No Events firing by Asana

Hi everyone, sorry for the issues!

Yes, this was caused by problems on our side :frowning_face: here’s the underlying issue:

When objects change state in Asana, the new data is written to our main databases, which hold the canonical object state. As a part of this, there is a separate table that holds a log of all objects which have had any changes since [whenever], and a request is made to a Redis cluster to record for the API’s use what changed on that object. After this, an asynchronous job runs that plays forward all the events since the last time the job has run by looking up all the changed objects in the object change table, cross-referencing with the information stored in Redis, and pushing these events to all event/webhook subscribers of that object that haven’t sent out their events yet.
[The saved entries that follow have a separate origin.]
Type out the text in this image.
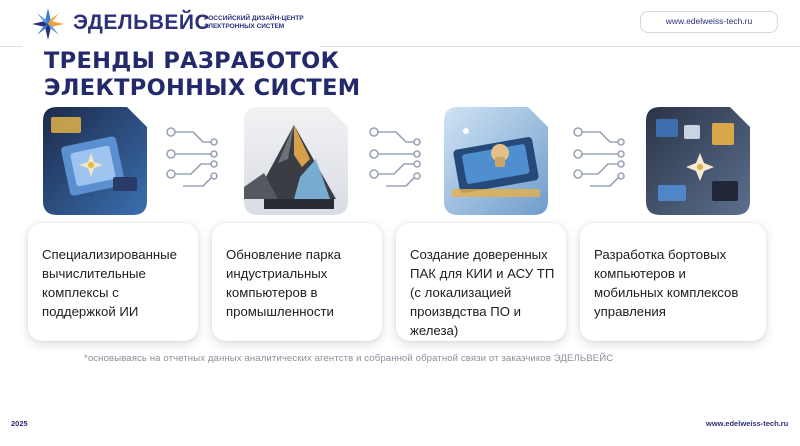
ЭДЕЛЬВЕЙС
РОССИЙСКИЙ ДИЗАЙН-ЦЕНТР
ЭЛЕКТРОННЫХ СИСТЕМ
www.edelweiss-tech.ru
ТРЕНДЫ РАЗРАБОТОК
ЭЛЕКТРОННЫХ СИСТЕМ
Специализированные вычислительные комплексы с поддержкой ИИ
Обновление парка индустриальных компьютеров в промышленности
Создание доверенных ПАК для КИИ и АСУ ТП (с локализацией произвдства ПО и железа)
Разработка бортовых компьютеров и мобильных комплексов управления
*основываясь на отчетных данных аналитических агентств и собранной обратной связи от заказчиков ЭДЕЛЬВЕЙС
2025	www.edelweiss-tech.ru
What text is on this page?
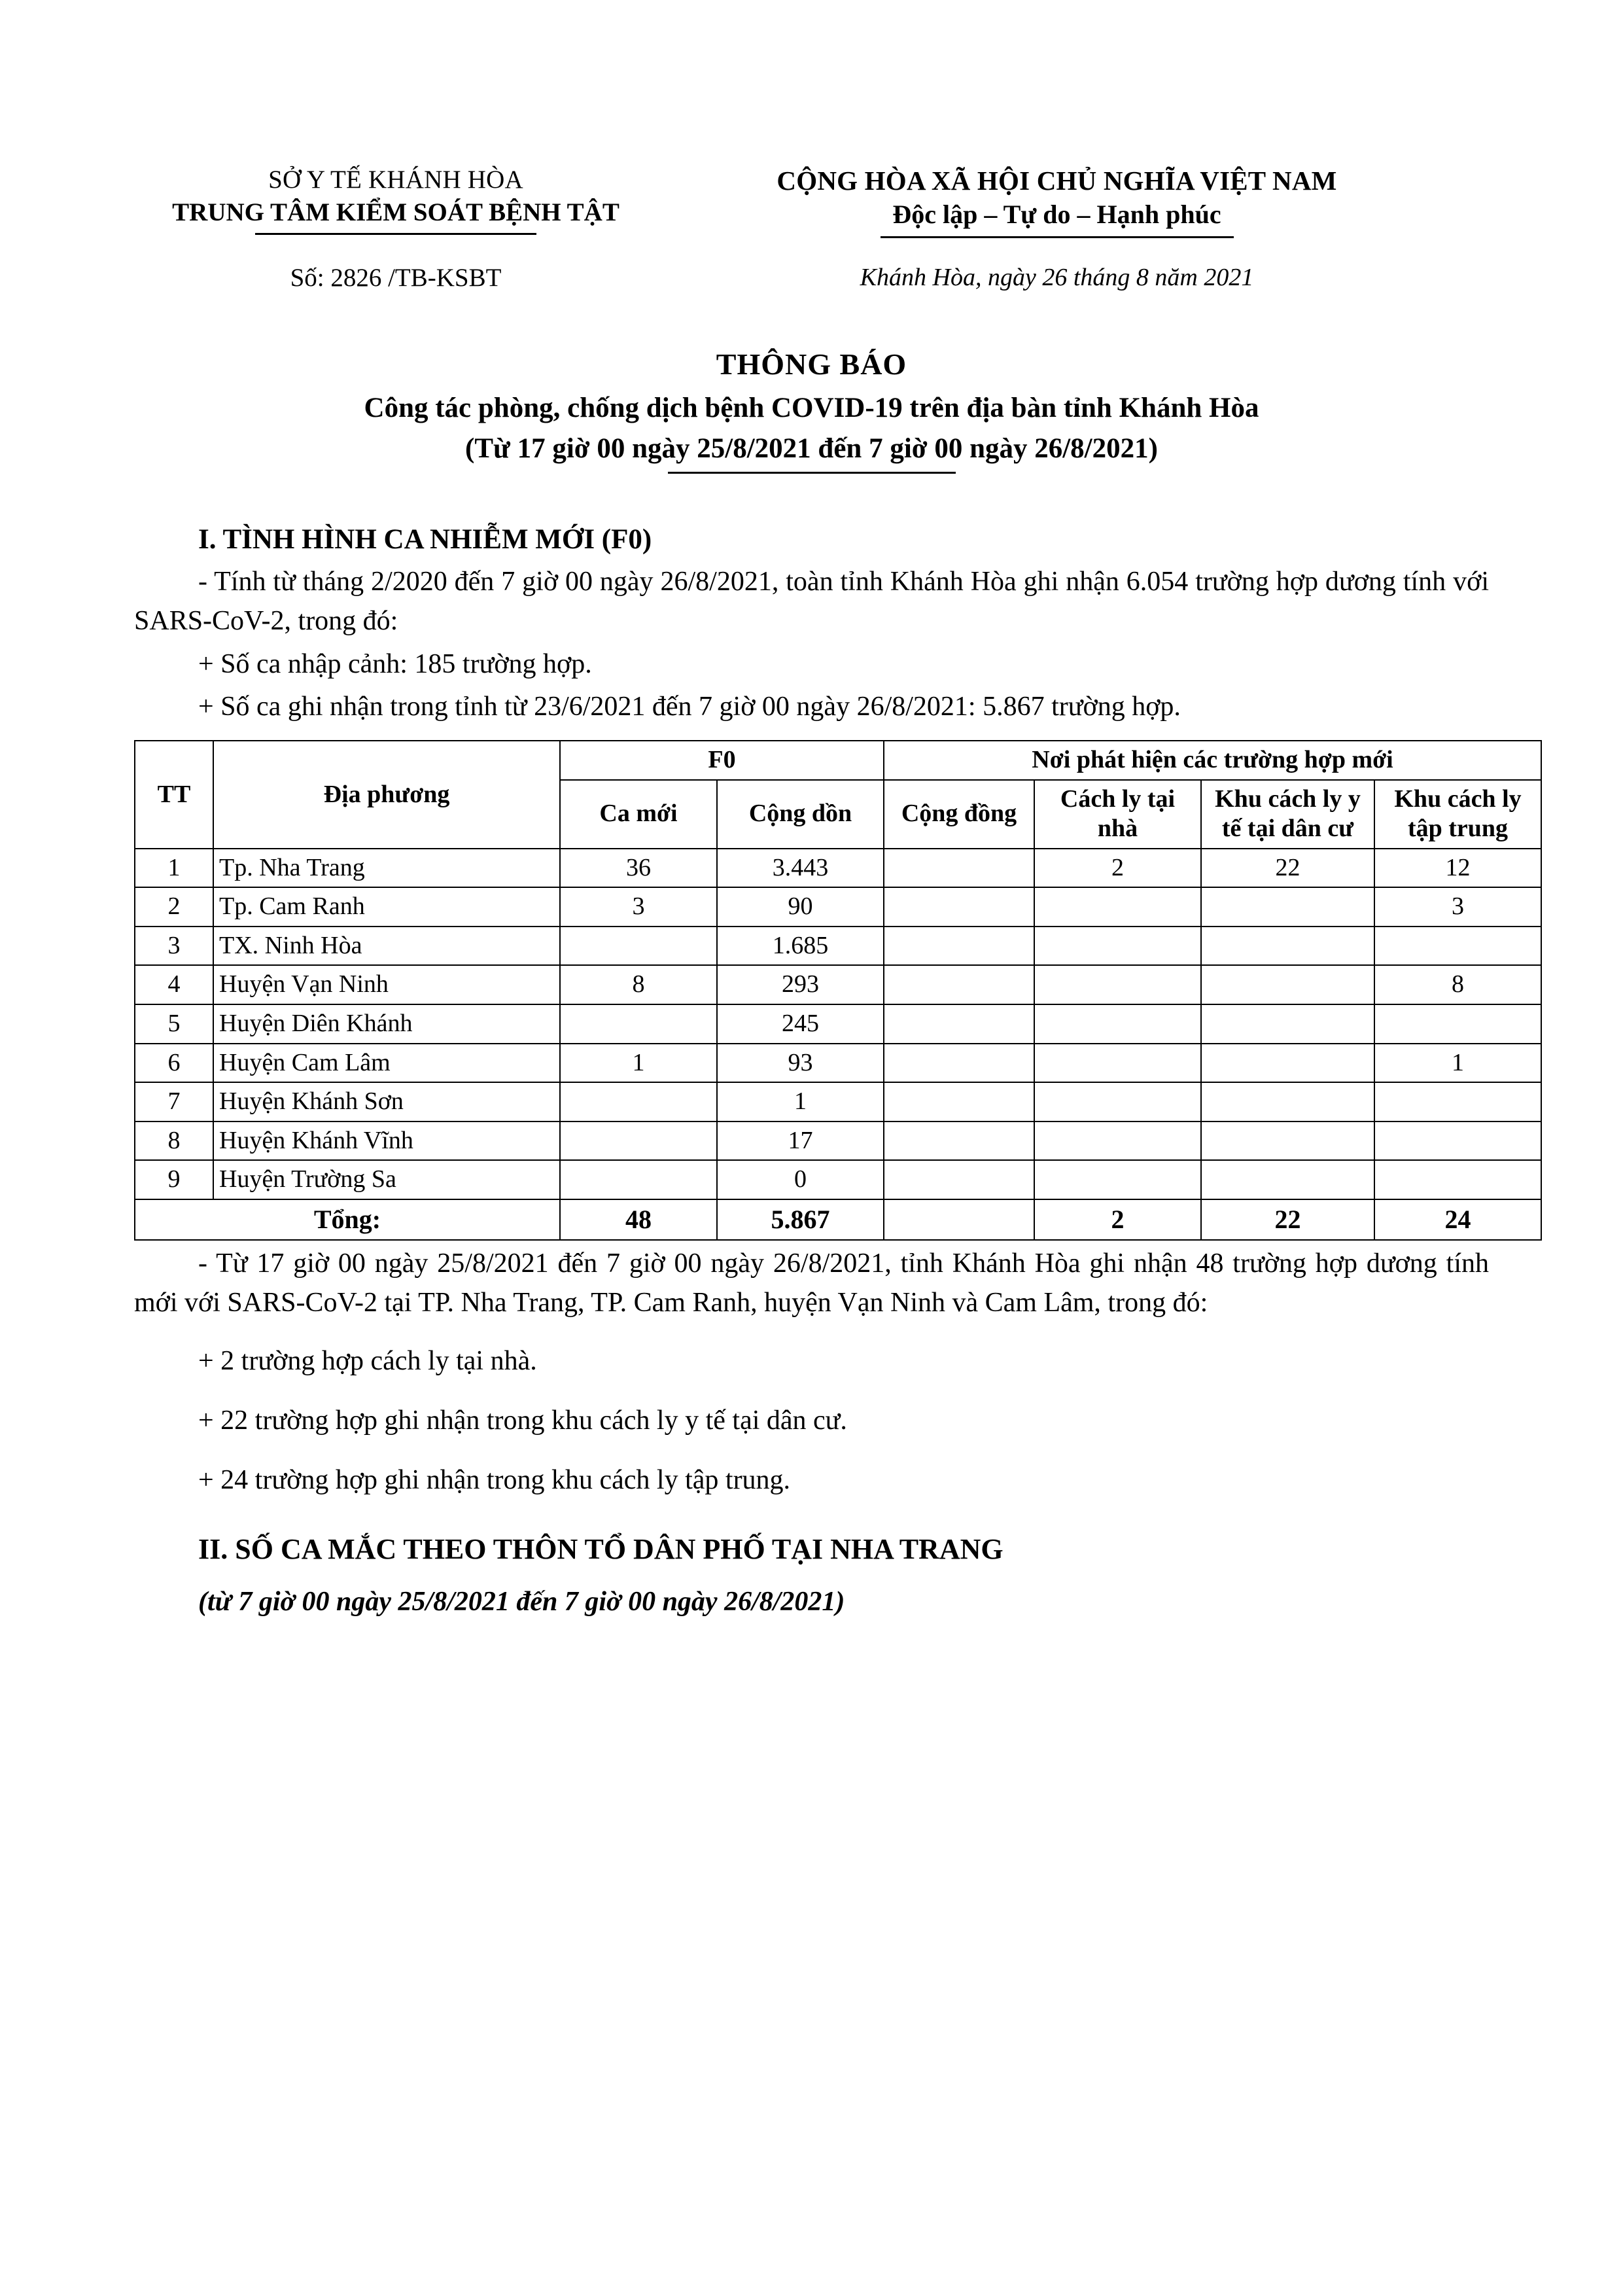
SỞ Y TẾ KHÁNH HÒA
TRUNG TÂM KIỂM SOÁT BỆNH TẬT
CỘNG HÒA XÃ HỘI CHỦ NGHĨA VIỆT NAM
Độc lập – Tự do – Hạnh phúc
Số: 2826 /TB-KSBT	Khánh Hòa, ngày 26 tháng 8 năm 2021
THÔNG BÁO
Công tác phòng, chống dịch bệnh COVID-19 trên địa bàn tỉnh Khánh Hòa
(Từ 17 giờ 00 ngày 25/8/2021 đến 7 giờ 00 ngày 26/8/2021)
I. TÌNH HÌNH CA NHIỄM MỚI (F0)

- Tính từ tháng 2/2020 đến 7 giờ 00 ngày 26/8/2021, toàn tỉnh Khánh Hòa ghi nhận 6.054 trường hợp dương tính với SARS-CoV-2, trong đó:

+ Số ca nhập cảnh: 185 trường hợp.

+ Số ca ghi nhận trong tỉnh từ 23/6/2021 đến 7 giờ 00 ngày 26/8/2021: 5.867 trường hợp.

TT	Địa phương	F0		Nơi phát hiện các trường hợp mới			
		Ca mới	Cộng dồn	Cộng đồng	Cách ly tại nhà	Khu cách ly y tế tại dân cư	Khu cách ly tập trung
1	Tp. Nha Trang	36	3.443		2	22	12
2	Tp. Cam Ranh	3	90				3
3	TX. Ninh Hòa		1.685				
4	Huyện Vạn Ninh	8	293				8
5	Huyện Diên Khánh		245				
6	Huyện Cam Lâm	1	93				1
7	Huyện Khánh Sơn		1				
8	Huyện Khánh Vĩnh		17				
9	Huyện Trường Sa		0				
Tổng:		48	5.867		2	22	24

- Từ 17 giờ 00 ngày 25/8/2021 đến 7 giờ 00 ngày 26/8/2021, tỉnh Khánh Hòa ghi nhận 48 trường hợp dương tính mới với SARS-CoV-2 tại TP. Nha Trang, TP. Cam Ranh, huyện Vạn Ninh và Cam Lâm, trong đó:

+ 2 trường hợp cách ly tại nhà.
+ 22 trường hợp ghi nhận trong khu cách ly y tế tại dân cư.
+ 24 trường hợp ghi nhận trong khu cách ly tập trung.
II. SỐ CA MẮC THEO THÔN TỔ DÂN PHỐ TẠI NHA TRANG
(từ 7 giờ 00 ngày 25/8/2021 đến 7 giờ 00 ngày 26/8/2021)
This somewhat complex flow is pretty typical for long-running jobs that we don’t want to handle in real time in our servers to keep them responsive. Other such jobs include sending out emails, sending the “consider updating your project progress” tasks, updating Inboxes, and so on.

What happened was that one of our background job processors got stuck due to local state (it had a local database have an integer overflow which put us into a strange place) and so jobs on it got “stuck”. When this happens, the job gets rescheduled, but it gets rescheduled on the same machine, which still was in a bad state, so stayed stuck. Unfortunately, one of these jobs was the distributor job that fans out some (but not all) of our events/webhooks. The “some” part of these jobs would affect only some users or apps, but this “some” is consistent, so if you were seeing problems you would consistently see problems even with new webhooks since your subscription would keep getting scheduled for the same stuck job.

We’ve since forcibly kicked these jobs to a new machine, which means we should be sending out events and webhooks again. Sorry for the issues here, this is one of those “We didn’t plan for this failure mode” things that we’ll run our postmortem process on and try to fix for in the future.

3 Likes

Thanks for the update. Will the web hooks that have been missed be “re-played” at some point?

If I understand correctly what exactly went wrong, I believe they will be. There are a lot of moving parts here, so there are things that might cause this to be untrue, but, well, perhaps the folks on this topic can confirm/deny that they’re getting a flood of fast-forward events recently/now.

If this isn’t true, then I’m afraid the only recourse is to re-scan the state of all of the resources you might have missed - that is, for every task or project you had a webhook/event attached to, re-get its state and compare that to the old state to see what has changed, which isn’t great :cry: but is one way to recover.

So far I am not getting a flood of back-logged webhooks. But my webhooks are working again since about 12:46pm CST. I’ll update if I see a change.

Matt,
Thanks for the very descriptive response. It goes a long way to build understanding and empathy. I appreciate the quick response to the thread and it’s good to know you were able to reconcile why “some” were and “others” were not working.

Thanx for the update Matt.

Thanks, @dannyramirez11. It sounds like everyone who was missing webhooks might need to re-scan the state of anything they might have missed. Sorry about that, everyone :confounded:

Hi Team,

Today again, I was facing the same problem. However it occurred only for 15-20 minutes.

1 Like

Hi,
Event not trigger ,Please update the downtime ,so that we can schedule accordingly .

Thanks

Unfortunately, the official response (and the same is stated in docs) that webhooks are never 100% reliable. You will always have to do manual sync if you want to be sure that you didn’t miss any of events.

1 Like

Like but not like :stuck_out_tongue:

Hi
Can you tell me how I can scan to get the events in the past. The sync token used in events api is only giving events after the the time the sync token was generated.

Hey @Arun2,

You cannot get events on the past.

You will need to refetch the tasks of the hooked project and update them as well as the project itself.

1 Like